La reazione cosiddetta sovranista e populista è stata quella di contrapporsi specularmente, contestando i suoi dogmi, cioè la libera circolazione in ogni caso e “senza confini” (“there is no countries”) di uomini, merci, capitali e informazioni, con sottrazione di quote di sovranità alle istituzioni nazionali (“più mercato, meno Stato”) . Le parole sovranismo e populismo si sono sposate perché la reazione all’ideologia delle élites progressiste è scaturita (anche) dal disagio e dalla paura delle masse dei perdenti, i milioni di nuovi poveri e dei senza tutela, i quali si affidano, per ora, a chi fa mostra di difendere almeno… i confini, sui quali premono i “nemici”. Ora, comunque si giudichi la politica del governo italiano verso i migranti, nessuno può (ancora) mettere in discussione i diritti di sovranità di una nazione, di cui i confini sono simbolo emblematico e fattore essenziale. Nessuno. Tranne… gli U-Boot. Meglio se a guida femminile. La capitana Carola ha aperto la strada, e adesso c’è la fila a Lampedusa. Carola sarà certamente convinta di agire solo per salvare vite umane e di adempiere un superiore dovere morale.  Ma ha anche la presunzione – che solo il femminile può esibire senza provocare solo reazioni ostili di antipatia – di possedere in forza di ciò, un diritto cosmopolita e mondialista, superiore alle sovranità altrui: il moralismo è proprio una brutta bestia.
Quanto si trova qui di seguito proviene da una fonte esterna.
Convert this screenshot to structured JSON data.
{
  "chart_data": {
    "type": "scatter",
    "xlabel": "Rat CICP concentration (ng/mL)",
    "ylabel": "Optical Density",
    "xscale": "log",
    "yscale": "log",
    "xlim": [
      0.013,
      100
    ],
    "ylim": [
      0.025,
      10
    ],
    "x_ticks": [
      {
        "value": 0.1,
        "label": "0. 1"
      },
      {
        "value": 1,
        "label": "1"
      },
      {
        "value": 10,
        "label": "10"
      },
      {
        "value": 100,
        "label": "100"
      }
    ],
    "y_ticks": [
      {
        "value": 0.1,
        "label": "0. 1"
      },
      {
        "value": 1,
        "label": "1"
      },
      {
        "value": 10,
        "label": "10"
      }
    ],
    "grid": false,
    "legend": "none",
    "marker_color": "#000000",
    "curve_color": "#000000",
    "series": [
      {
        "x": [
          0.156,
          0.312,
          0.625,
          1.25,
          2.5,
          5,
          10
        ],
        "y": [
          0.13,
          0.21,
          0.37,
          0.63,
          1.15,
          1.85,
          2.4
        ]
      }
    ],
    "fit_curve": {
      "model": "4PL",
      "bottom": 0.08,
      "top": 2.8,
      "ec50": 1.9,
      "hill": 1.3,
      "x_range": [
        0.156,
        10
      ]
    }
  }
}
Detto questo, va ribadito che la politica dei muri non porta da nessuna parte. Anzi, è pura assenza di politica. La ieratica equidistanza (più che altro distanza) dei brontosauri europei fa venire il cimurro. E allora?

Bisogna credere – ancora, e sempre più – ai ponti. I quali, attenzione, si costruiscono fra un io e un tu, fra alterità che si riconoscono nel rispetto ciascuno della propria identità e libertà, non in una omologazione che abolisce i confini per farla da padrone, come è nell’ormai vecchio ma tutt’altro che defunto progetto delle élites ora sconfitte dai nuovi barbari, i Trump e affini, con cui si scontrano per il potere mondiale.

La canotta di Carola ha messo su uno spot a favore non dei poveri migranti, ma di quelle élites. E i suoi rasta sono finiti impigliati negli ingranaggi di uno scontro che con le vite umane c’entra come i cavoli a merenda.

Rincresce. Per la capitana Carola, per l’eco-adolescente Greta, per le femen. Donne notevoli e audaci. Attenzione, però, che il potere è più forte dei vostri ideali e della vostra stessa femminilità. Ahimé, rincresce che la donna finisca quasi sempre per essere “la bionda nel sacco”. Quella del Carosello almeno promuoveva una grappa. Queste la destabilizzazione.